Celui-ci rassembla tous les morceaux de drap taillé, et dans lesquels il avait planté des aiguilles et du fil, et ouvrit la boîte pour les donner à coudre à ses nains; mais à l'aspect de ses petits hommes qui tendaient à l'ouvrage leurs mains toutes vertes, il s'écria: Qu'as-tu donc fait, Jeannette, que mes nains ont les mains si sales? - Ah! c'est que, dit la jeune fille, en courant bien fort pour revenir à Kerleau, la boîte m'est échappée, et les pauvres petits hommes sont tombés sur l'herbe; j'ai oublié, en les ramassant, de leur laver les mains. - Ah! Jeannette, Jeannette, dit le tailleur, tu es bien heureuse d'en être quitte, et je pourrai bien moi payer ta sottise! - Laissez-donc, dit Jeannette, et puisque vos petits hommes sont à la besogne, venez va goûter notre cidre.
Tout le jour, pour noyer ses inquiétudes, Nicolas but comme un trou, et le soir venu, il eut grand' peine à regagner sa chambre.
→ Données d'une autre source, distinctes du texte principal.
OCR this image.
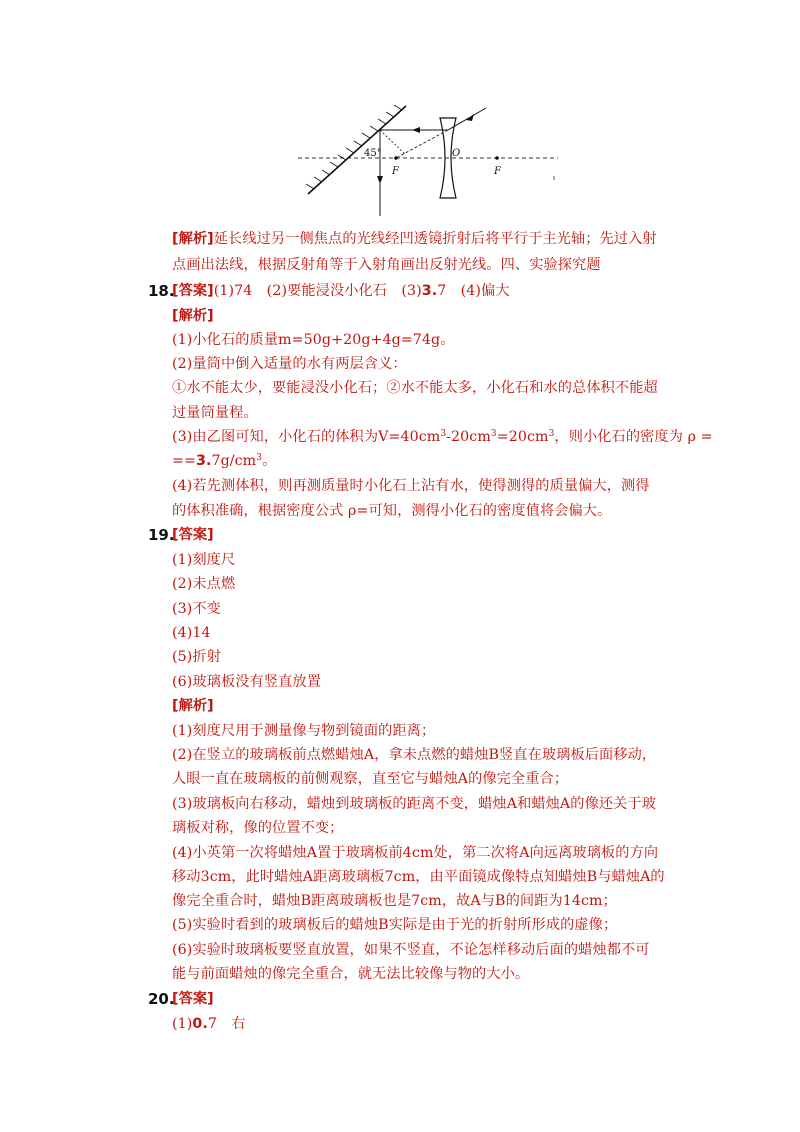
45°
F
O
F
[解析]延长线过另一侧焦点的光线经凹透镜折射后将平行于主光轴；先过入射
点画出法线，根据反射角等于入射角画出反射光线。四、实验探究题
18.
[答案](1)74　(2)要能浸没小化石　(3)3.7　(4)偏大
[解析]
(1)小化石的质量m=50g+20g+4g=74g。
(2)量筒中倒入适量的水有两层含义：
①水不能太少，要能浸没小化石；②水不能太多，小化石和水的总体积不能超
过量筒量程。
(3)由乙图可知，小化石的体积为$V=40cm^3-20cm^3=20cm^3$，则小化石的密度为 ρ =
$==3.7g/cm^3$。
(4)若先测体积，则再测质量时小化石上沾有水，使得测得的质量偏大，测得
的体积准确，根据密度公式 ρ=可知，测得小化石的密度值将会偏大。
19.
[答案]
(1)刻度尺
(2)未点燃
(3)不变
(4)14
(5)折射
(6)玻璃板没有竖直放置
[解析]
(1)刻度尺用于测量像与物到镜面的距离；
(2)在竖立的玻璃板前点燃蜡烛A，拿未点燃的蜡烛B竖直在玻璃板后面移动，
人眼一直在玻璃板的前侧观察，直至它与蜡烛A的像完全重合；
(3)玻璃板向右移动，蜡烛到玻璃板的距离不变，蜡烛A和蜡烛A的像还关于玻
璃板对称，像的位置不变；
(4)小英第一次将蜡烛A置于玻璃板前4cm处，第二次将A向远离玻璃板的方向
移动3cm，此时蜡烛A距离玻璃板7cm，由平面镜成像特点知蜡烛B与蜡烛A的
像完全重合时，蜡烛B距离玻璃板也是7cm，故A与B的间距为14cm；
(5)实验时看到的玻璃板后的蜡烛B实际是由于光的折射所形成的虚像；
(6)实验时玻璃板要竖直放置，如果不竖直，不论怎样移动后面的蜡烛都不可
能与前面蜡烛的像完全重合，就无法比较像与物的大小。
20.
[答案]
(1)0.7　右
Là, il ouvrit sa boîte endiablée, et aussitôt tous les nains en sortirent en chantant comme toujours: - De l'ouvrage, maître, de l'ouvrage! - Engeance du diable, dit Nicolas, portez-moi dans la cour, j'ai besoin d'air, et mes jambes ne veulent plus me traîner.
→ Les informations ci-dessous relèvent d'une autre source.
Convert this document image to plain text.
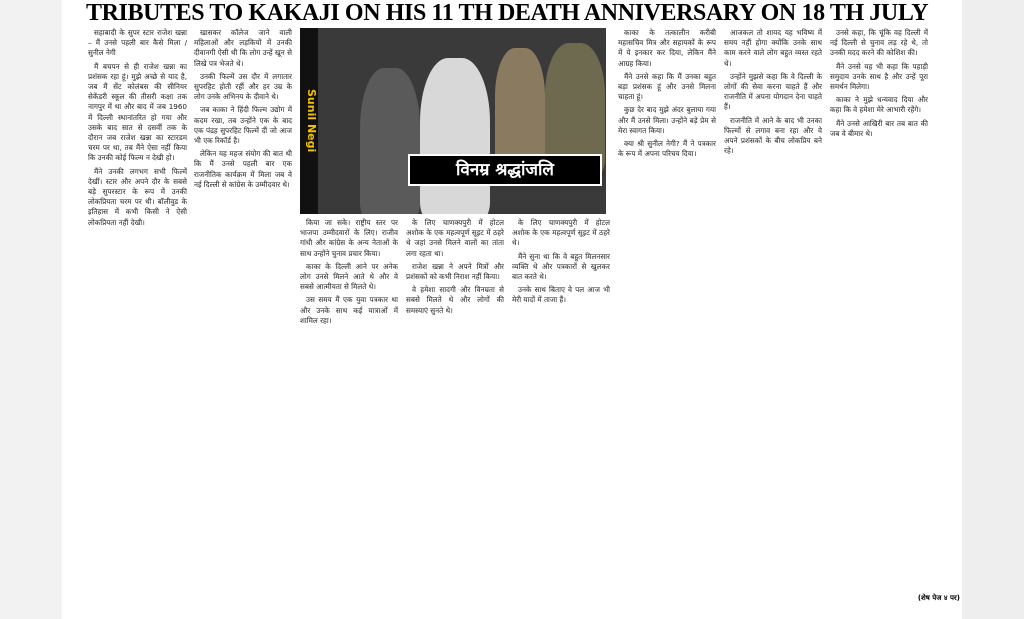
TRIBUTES TO KAKAJI ON HIS 11 TH DEATH ANNIVERSARY ON 18 TH JULY

सहाबादी के सुपर स्टार राजेश खन्ना – मैं उनसे पहली बार कैसे मिला / सुनील नेगी

मैं बचपन से ही राजेश खन्ना का प्रशंसक रहा हूं। मुझे अच्छे से याद है, जब मैं सेंट कोलंबस की सीनियर सेकेंडरी स्कूल की तीसरी कक्षा तक नागपुर में था और बाद में जब 1960 में दिल्ली स्थानांतरित हो गया और उसके बाद सात से दसवीं तक के दौरान जब राजेश खन्ना का स्टारडम चरम पर था, तब मैंने ऐसा नहीं किया कि उनकी कोई फिल्म न देखी हो।

मैंने उनकी लगभग सभी फिल्में देखीं। स्टार और अपने दौर के सबसे बड़े सुपरस्टार के रूप में उनकी लोकप्रियता चरम पर थी। बॉलीवुड के इतिहास में कभी किसी ने ऐसी लोकप्रियता नहीं देखी।

खासकर कॉलेज जाने वाली महिलाओं और लड़कियों में उनकी दीवानगी ऐसी थी कि लोग उन्हें खून से लिखे पत्र भेजते थे।

उनकी फिल्में उस दौर में लगातार सुपरहिट होती रहीं और हर उम्र के लोग उनके अभिनय के दीवाने थे।

जब काका ने हिंदी फिल्म उद्योग में कदम रखा, तब उन्होंने एक के बाद एक पंद्रह सुपरहिट फिल्में दीं जो आज भी एक रिकॉर्ड है।

लेकिन यह महज संयोग की बात थी कि मैं उनसे पहली बार एक राजनीतिक कार्यक्रम में मिला जब वे नई दिल्ली से कांग्रेस के उम्मीदवार थे।

Sunil Negi
विनम्र श्रद्धांजलि

किया जा सके। राष्ट्रीय स्तर पर भाजपा उम्मीदवारों के लिए। राजीव गांधी और कांग्रेस के अन्य नेताओं के साथ उन्होंने चुनाव प्रचार किया।

काका के दिल्ली आने पर अनेक लोग उनसे मिलने आते थे और वे सबसे आत्मीयता से मिलते थे।

उस समय मैं एक युवा पत्रकार था और उनके साथ कई यात्राओं में शामिल रहा।

के लिए चाणक्यपुरी में होटल अशोक के एक महत्वपूर्ण सूइट में ठहरे थे जहां उनसे मिलने वालों का तांता लगा रहता था।

राजेश खन्ना ने अपने मित्रों और प्रशंसकों को कभी निराश नहीं किया।

वे हमेशा सादगी और विनम्रता से सबसे मिलते थे और लोगों की समस्याएं सुनते थे।

के लिए चाणक्यपुरी में होटल अशोक के एक महत्वपूर्ण सूइट में ठहरे थे।

मैंने सुना था कि वे बहुत मिलनसार व्यक्ति थे और पत्रकारों से खुलकर बात करते थे।

उनके साथ बिताए वे पल आज भी मेरी यादों में ताजा हैं।

काका के तत्कालीन करीबी महासचिव मित्र और सहायकों के रूप में ये इनकार कर दिया, लेकिन मैंने आग्रह किया।

मैंने उनसे कहा कि मैं उनका बहुत बड़ा प्रशंसक हूं और उनसे मिलना चाहता हूं।

कुछ देर बाद मुझे अंदर बुलाया गया और मैं उनसे मिला। उन्होंने बड़े प्रेम से मेरा स्वागत किया।

क्या श्री सुनील नेगी? मैं ने पत्रकार के रूप में अपना परिचय दिया।

आजकल तो शायद यह भविष्य में समय नहीं होगा क्योंकि उनके साथ काम करने वाले लोग बहुत व्यस्त रहते थे।

उन्होंने मुझसे कहा कि वे दिल्ली के लोगों की सेवा करना चाहते हैं और राजनीति में अपना योगदान देना चाहते हैं।

राजनीति में आने के बाद भी उनका फिल्मों से लगाव बना रहा और वे अपने प्रशंसकों के बीच लोकप्रिय बने रहे।

उनसे कहा, कि चूंकि वह दिल्ली में नई दिल्ली से चुनाव लड़ रहे थे, तो उनकी मदद करने की कोशिश की।

मैंने उनसे यह भी कहा कि पहाड़ी समुदाय उनके साथ है और उन्हें पूरा समर्थन मिलेगा।

काका ने मुझे धन्यवाद दिया और कहा कि वे हमेशा मेरे आभारी रहेंगे।

मैंने उनसे आखिरी बार तब बात की जब वे बीमार थे।

(शेष पेज ४ पर)
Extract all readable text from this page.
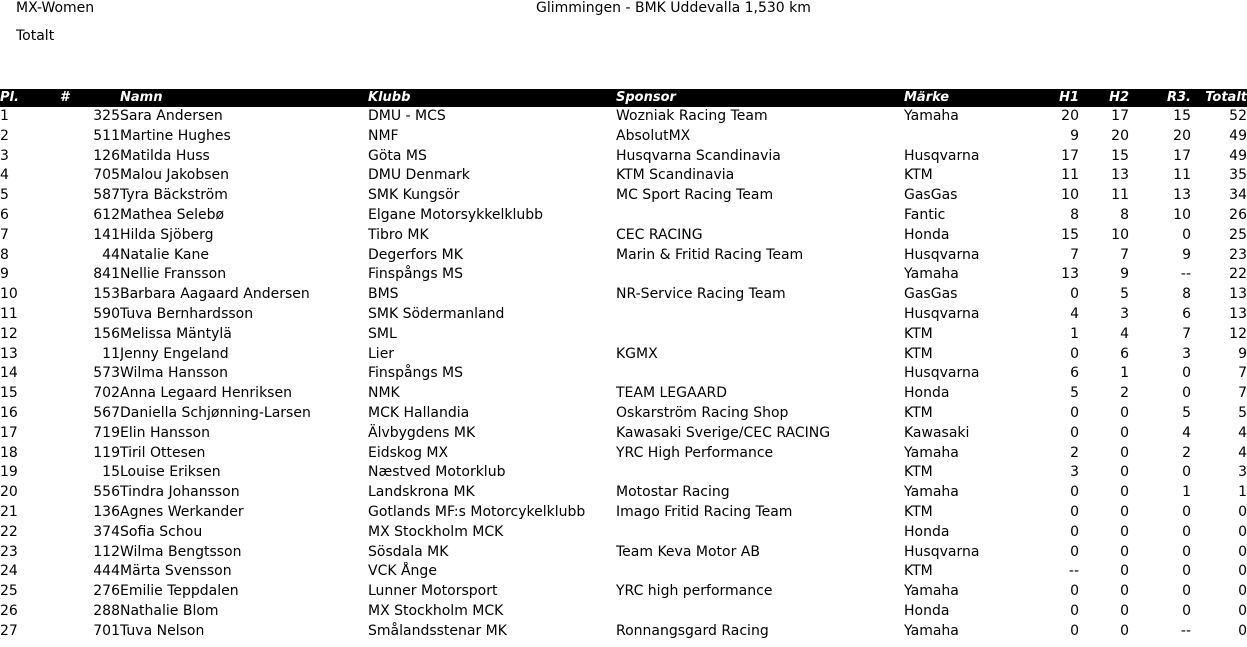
MX-Women	Glimmingen - BMK Uddevalla 1,530 km
Totalt
Pl.	#	Namn	Klubb	Sponsor	Märke	H1	H2	R3.	Totalt
1	325	Sara Andersen	DMU - MCS	Wozniak Racing Team	Yamaha	20	17	15	52
2	511	Martine Hughes	NMF	AbsolutMX		9	20	20	49
3	126	Matilda Huss	Göta MS	Husqvarna Scandinavia	Husqvarna	17	15	17	49
4	705	Malou Jakobsen	DMU Denmark	KTM Scandinavia	KTM	11	13	11	35
5	587	Tyra Bäckström	SMK Kungsör	MC Sport Racing Team	GasGas	10	11	13	34
6	612	Mathea Selebø	Elgane Motorsykkelklubb		Fantic	8	8	10	26
7	141	Hilda Sjöberg	Tibro MK	CEC RACING	Honda	15	10	0	25
8	44	Natalie Kane	Degerfors MK	Marin & Fritid Racing Team	Husqvarna	7	7	9	23
9	841	Nellie Fransson	Finspångs MS		Yamaha	13	9	--	22
10	153	Barbara Aagaard Andersen	BMS	NR-Service Racing Team	GasGas	0	5	8	13
11	590	Tuva Bernhardsson	SMK Södermanland		Husqvarna	4	3	6	13
12	156	Melissa Mäntylä	SML		KTM	1	4	7	12
13	11	Jenny Engeland	Lier	KGMX	KTM	0	6	3	9
14	573	Wilma Hansson	Finspångs MS		Husqvarna	6	1	0	7
15	702	Anna Legaard Henriksen	NMK	TEAM LEGAARD	Honda	5	2	0	7
16	567	Daniella Schjønning-Larsen	MCK Hallandia	Oskarström Racing Shop	KTM	0	0	5	5
17	719	Elin Hansson	Älvbygdens MK	Kawasaki Sverige/CEC RACING	Kawasaki	0	0	4	4
18	119	Tiril Ottesen	Eidskog MX	YRC High Performance	Yamaha	2	0	2	4
19	15	Louise Eriksen	Næstved Motorklub		KTM	3	0	0	3
20	556	Tindra Johansson	Landskrona MK	Motostar Racing	Yamaha	0	0	1	1
21	136	Agnes Werkander	Gotlands MF:s Motorcykelklubb	Imago Fritid Racing Team	KTM	0	0	0	0
22	374	Sofia Schou	MX Stockholm MCK		Honda	0	0	0	0
23	112	Wilma Bengtsson	Sösdala MK	Team Keva Motor AB	Husqvarna	0	0	0	0
24	444	Märta Svensson	VCK Ånge		KTM	--	0	0	0
25	276	Emilie Teppdalen	Lunner Motorsport	YRC high performance	Yamaha	0	0	0	0
26	288	Nathalie Blom	MX Stockholm MCK		Honda	0	0	0	0
27	701	Tuva Nelson	Smålandsstenar MK	Ronnangsgard Racing	Yamaha	0	0	--	0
Les nains alors le portèrent jusqu'au pied du château et se mirent encore à chanter en chœur : - De l'ouvrage, mattre, de l'ouvrage ! - Toujours la même chanson, dit Nicolas, dont les yeux se fermaient; eh bien! ramassez en tas tous les graviers que les tailleurs de pierres ont détachés avec leurs marteaux.
Les petits bonnets rouges se répandirent sur-lechamp dans la cour, et mirent en tas tous les graviers qui s'y trouvaient; puis ils coururent chanter encore à Nicolas : - De l'ouvrage, maître, de l'ouvrage!
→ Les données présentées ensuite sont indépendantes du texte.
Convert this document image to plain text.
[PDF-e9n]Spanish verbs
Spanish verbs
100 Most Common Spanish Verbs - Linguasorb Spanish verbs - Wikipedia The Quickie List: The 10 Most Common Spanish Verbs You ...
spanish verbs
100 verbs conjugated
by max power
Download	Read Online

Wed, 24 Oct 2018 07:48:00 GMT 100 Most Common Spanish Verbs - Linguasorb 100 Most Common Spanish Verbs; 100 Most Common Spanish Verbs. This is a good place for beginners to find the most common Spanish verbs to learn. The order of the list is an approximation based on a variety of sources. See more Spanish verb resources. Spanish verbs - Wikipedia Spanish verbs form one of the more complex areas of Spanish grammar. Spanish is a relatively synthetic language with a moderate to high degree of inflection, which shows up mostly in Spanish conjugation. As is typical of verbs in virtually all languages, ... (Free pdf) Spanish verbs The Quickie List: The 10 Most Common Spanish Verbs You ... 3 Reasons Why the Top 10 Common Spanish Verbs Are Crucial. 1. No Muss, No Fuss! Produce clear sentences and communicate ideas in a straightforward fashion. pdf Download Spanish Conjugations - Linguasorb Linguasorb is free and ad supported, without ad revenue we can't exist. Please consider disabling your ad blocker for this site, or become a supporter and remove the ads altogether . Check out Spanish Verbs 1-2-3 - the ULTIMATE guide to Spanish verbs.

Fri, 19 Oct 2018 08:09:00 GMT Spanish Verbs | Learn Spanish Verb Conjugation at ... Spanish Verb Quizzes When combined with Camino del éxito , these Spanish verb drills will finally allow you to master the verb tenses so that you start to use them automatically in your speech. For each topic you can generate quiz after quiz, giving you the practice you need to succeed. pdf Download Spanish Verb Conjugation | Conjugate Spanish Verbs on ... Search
Mais Nicolas ronflait et tout ce qu'il put dire, en s'éveillant à demi, fut un..... Allez au diable..... mal articulé.
A ces mots, les petits démons s'emparèrent du malheureux tailleur, le déposèrent dans le sable qu'ils avaient ramassé, le tournèrent, le retournèrent et le pétrirent si bien et si long-temps, que, pénétré de graviers jusqu'à la moelle des os, il devint pierre. Alors ils le plantèrent sous la tourelle, là où le seigneur de Kerleau comptait poser ses armes...
[...] Dans tout le pays, on nomme [désormais le malheureux Nicolas ] Chi-Chi-Kerleau.